この兄が知らない人間の死に涙を流せるような感性の持ち主だったら逆に驚いてしまうし、明日からの対外的なスケジュールを考えれば、そうであっては困る。
「園遊会などで幾度か対面した事はありますが―――今よりも幼い頃ですし、正直な所余り記憶に無いというのが本音だったりもします。ですから、私もお兄様と同じで、”まつりごと”だと言う意識のほうが強いですわね」
「王族同士の付き合いなんて―――世代も違えば特にそんなものだろうね。葬列に参加する殆どの人間がそうだろうし、余りその辺を深く考えても……そうか、だからか」
世知辛い話だと肩を竦めていたアマギリは、何かに気付いたように一つ頷いた。
「何がですか?」
「ああ、母上が私たちに全部を押し付けた理由がね。―――私たちにとっては遠い人だけど、母上にとってはそうとも言えない、一応は縁戚も結んでいるそれなりに親しい関係だっただろう? だから、死を悼む暇も無いような”まつりごと”に参加するような気分には、なれないんだろうね」
今回は丁度、押し付けられる人材もいることだしと他人事のように語るアマギリに、マリアも曖昧な表情で同意した。

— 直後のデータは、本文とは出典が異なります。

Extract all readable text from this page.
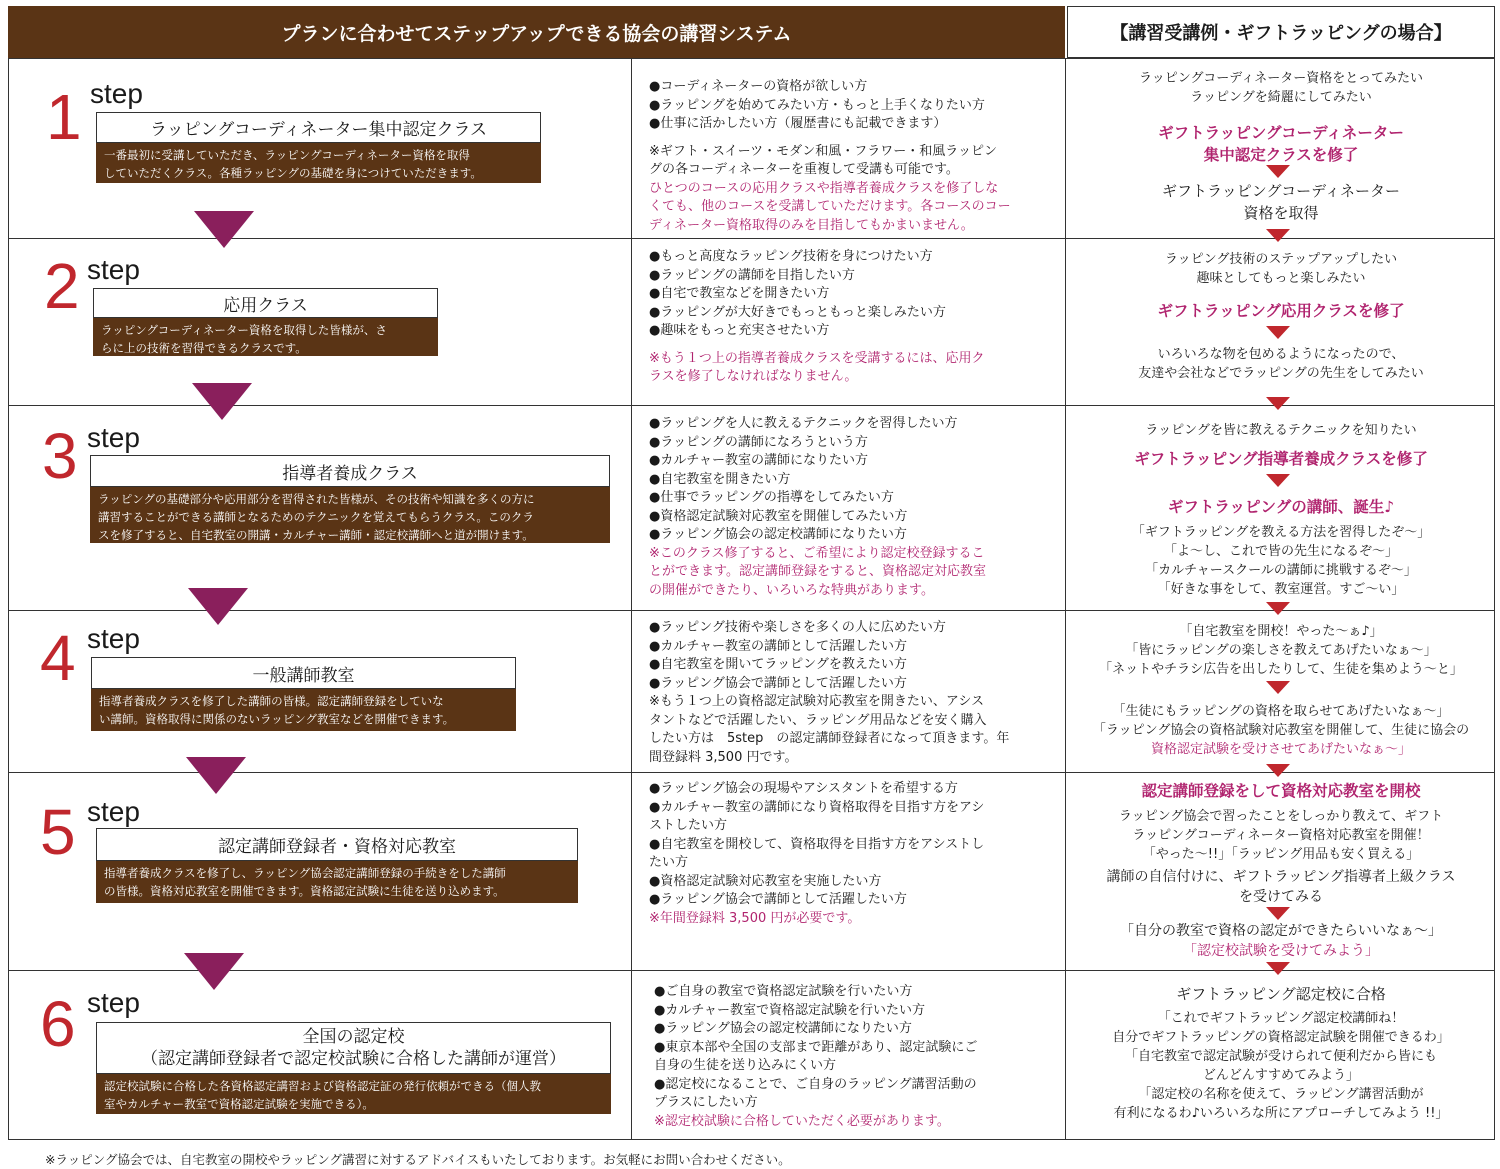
プランに合わせてステップアップできる協会の講習システム	【講習受講例・ギフトラッピングの場合】
1 step
ラッピングコーディネーター集中認定クラス
一番最初に受講していただき、ラッピングコーディネーター資格を取得
していただくクラス。各種ラッピングの基礎を身につけていただきます。
●コーディネーターの資格が欲しい方
●ラッピングを始めてみたい方・もっと上手くなりたい方
●仕事に活かしたい方（履歴書にも記載できます）
※ギフト・スイーツ・モダン和風・フラワー・和風ラッピン
グの各コーディネーターを重複して受講も可能です。
ひとつのコースの応用クラスや指導者養成クラスを修了しな
くても、他のコースを受講していただけます。各コースのコー
ディネーター資格取得のみを目指してもかまいません。
ラッピングコーディネーター資格をとってみたい
ラッピングを綺麗にしてみたい
ギフトラッピングコーディネーター
集中認定クラスを修了
ギフトラッピングコーディネーター
資格を取得
2 step
応用クラス
ラッピングコーディネーター資格を取得した皆様が、さ
らに上の技術を習得できるクラスです。
●もっと高度なラッピング技術を身につけたい方
●ラッピングの講師を目指したい方
●自宅で教室などを開きたい方
●ラッピングが大好きでもっともっと楽しみたい方
●趣味をもっと充実させたい方
※もう１つ上の指導者養成クラスを受講するには、応用ク
ラスを修了しなければなりません。
ラッピング技術のステップアップしたい
趣味としてもっと楽しみたい
ギフトラッピング応用クラスを修了
いろいろな物を包めるようになったので、
友達や会社などでラッピングの先生をしてみたい
3 step
指導者養成クラス
ラッピングの基礎部分や応用部分を習得された皆様が、その技術や知識を多くの方に
講習することができる講師となるためのテクニックを覚えてもらうクラス。このクラ
スを修了すると、自宅教室の開講・カルチャー講師・認定校講師へと道が開けます。
●ラッピングを人に教えるテクニックを習得したい方
●ラッピングの講師になろうという方
●カルチャー教室の講師になりたい方
●自宅教室を開きたい方
●仕事でラッピングの指導をしてみたい方
●資格認定試験対応教室を開催してみたい方
●ラッピング協会の認定校講師になりたい方
※このクラス修了すると、ご希望により認定校登録するこ
とができます。認定講師登録をすると、資格認定対応教室
の開催ができたり、いろいろな特典があります。
ラッピングを皆に教えるテクニックを知りたい
ギフトラッピング指導者養成クラスを修了
ギフトラッピングの講師、誕生♪
「ギフトラッピングを教える方法を習得したぞ～」
「よ～し、これで皆の先生になるぞ～」
「カルチャースクールの講師に挑戦するぞ～」
「好きな事をして、教室運営。すご～い」
4 step
一般講師教室
指導者養成クラスを修了した講師の皆様。認定講師登録をしていな
い講師。資格取得に関係のないラッピング教室などを開催できます。
●ラッピング技術や楽しさを多くの人に広めたい方
●カルチャー教室の講師として活躍したい方
●自宅教室を開いてラッピングを教えたい方
●ラッピング協会で講師として活躍したい方
※もう１つ上の資格認定試験対応教室を開きたい、アシス
タントなどで活躍したい、ラッピング用品などを安く購入
したい方は　5step　の認定講師登録者になって頂きます。年
間登録料 3,500 円です。
「自宅教室を開校！やった～ぁ♪」
「皆にラッピングの楽しさを教えてあげたいなぁ～」
「ネットやチラシ広告を出したりして、生徒を集めよう～と」
「生徒にもラッピングの資格を取らせてあげたいなぁ～」
「ラッピング協会の資格試験対応教室を開催して、生徒に協会の
資格認定試験を受けさせてあげたいなぁ～」
5 step
認定講師登録者・資格対応教室
指導者養成クラスを修了し、ラッピング協会認定講師登録の手続きをした講師
の皆様。資格対応教室を開催できます。資格認定試験に生徒を送り込めます。
●ラッピング協会の現場やアシスタントを希望する方
●カルチャー教室の講師になり資格取得を目指す方をアシ
ストしたい方
●自宅教室を開校して、資格取得を目指す方をアシストし
たい方
●資格認定試験対応教室を実施したい方
●ラッピング協会で講師として活躍したい方
※年間登録料 3,500 円が必要です。
認定講師登録をして資格対応教室を開校
ラッピング協会で習ったことをしっかり教えて、ギフト
ラッピングコーディネーター資格対応教室を開催！
「やった～!!」「ラッピング用品も安く買える」
講師の自信付けに、ギフトラッピング指導者上級クラス
を受けてみる
「自分の教室で資格の認定ができたらいいなぁ～」
「認定校試験を受けてみよう」
6 step
全国の認定校
（認定講師登録者で認定校試験に合格した講師が運営）
認定校試験に合格した各資格認定講習および資格認定証の発行依頼ができる（個人教
室やカルチャー教室で資格認定試験を実施できる）。
●ご自身の教室で資格認定試験を行いたい方
●カルチャー教室で資格認定試験を行いたい方
●ラッピング協会の認定校講師になりたい方
●東京本部や全国の支部まで距離があり、認定試験にご
自身の生徒を送り込みにくい方
●認定校になることで、ご自身のラッピング講習活動の
プラスにしたい方
※認定校試験に合格していただく必要があります。
ギフトラッピング認定校に合格
「これでギフトラッピング認定校講師ね！
自分でギフトラッピングの資格認定試験を開催できるわ」
「自宅教室で認定試験が受けられて便利だから皆にも
どんどんすすめてみよう」
「認定校の名称を使えて、ラッピング講習活動が
有利になるわ♪いろいろな所にアプローチしてみよう !!」
※ラッピング協会では、自宅教室の開校やラッピング講習に対するアドバイスもいたしております。お気軽にお問い合わせください。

「葬列に参加したほうが返って故人を悼む事にならないと言うのが―――なんとも、やりきれない話ですわね」
特に、それに参加する自分たちも同じ穴の狢だと言う所が、とため息を吐く妹に、兄も苦笑して頷く。
「それこそ王の孤独―――とでも、言った所じゃないかな。母上もまだ二十台半ば。為政者としては随分若い方だから、こう言う時位は気を使ってあげても良い」
「そういうのは普通、親が子に見せる気遣いだと思いますが。いえ、お兄様がお母様に対して想うのであれば、全く問題は無いですか。―――こんな所にまで来てノロケ話を始めるなんて、全く、空の向こうで故人が泣くのも当然ですわね」
嫌だ嫌だと冗談めかして言うマリアに、アマギリは肩を竦めて窓の向こうに視線を移した。
霧雨に霞む、街明かり。幻想的で、もの悲しい光景。
「雨に封ぜられた街。―――さしずめ雨の契り。いや、この景色なら霧の封印、か」
遠い遠い、何処か此処ではない遠くを見ているかのような言葉。習うように霧の向こうを眺めていたマリアが、訪ねる。
「随分と詩的な表現ですけど―――それは?」
「あれ、知らないのか。割と有名な御伽噺だと思うのだけど」
確認するように尋ねるアマギリに、マリアは聞いたことも無いと首を横に振る。
それは勿体無いと、アマギリはその物語を語りだした。
―――樹と少女と、そして一人の王子の物語を。
※ シーン25が妙にハイテンションだったのでクールダウン、と言うわけでも無いのですが、まぁ。
ところで、現在進行形のアニメ原作の方では、シトレイユはどうなってるんでしょうか。
国連治安維持軍が駐留して戒厳令でも敷いてるのかな……。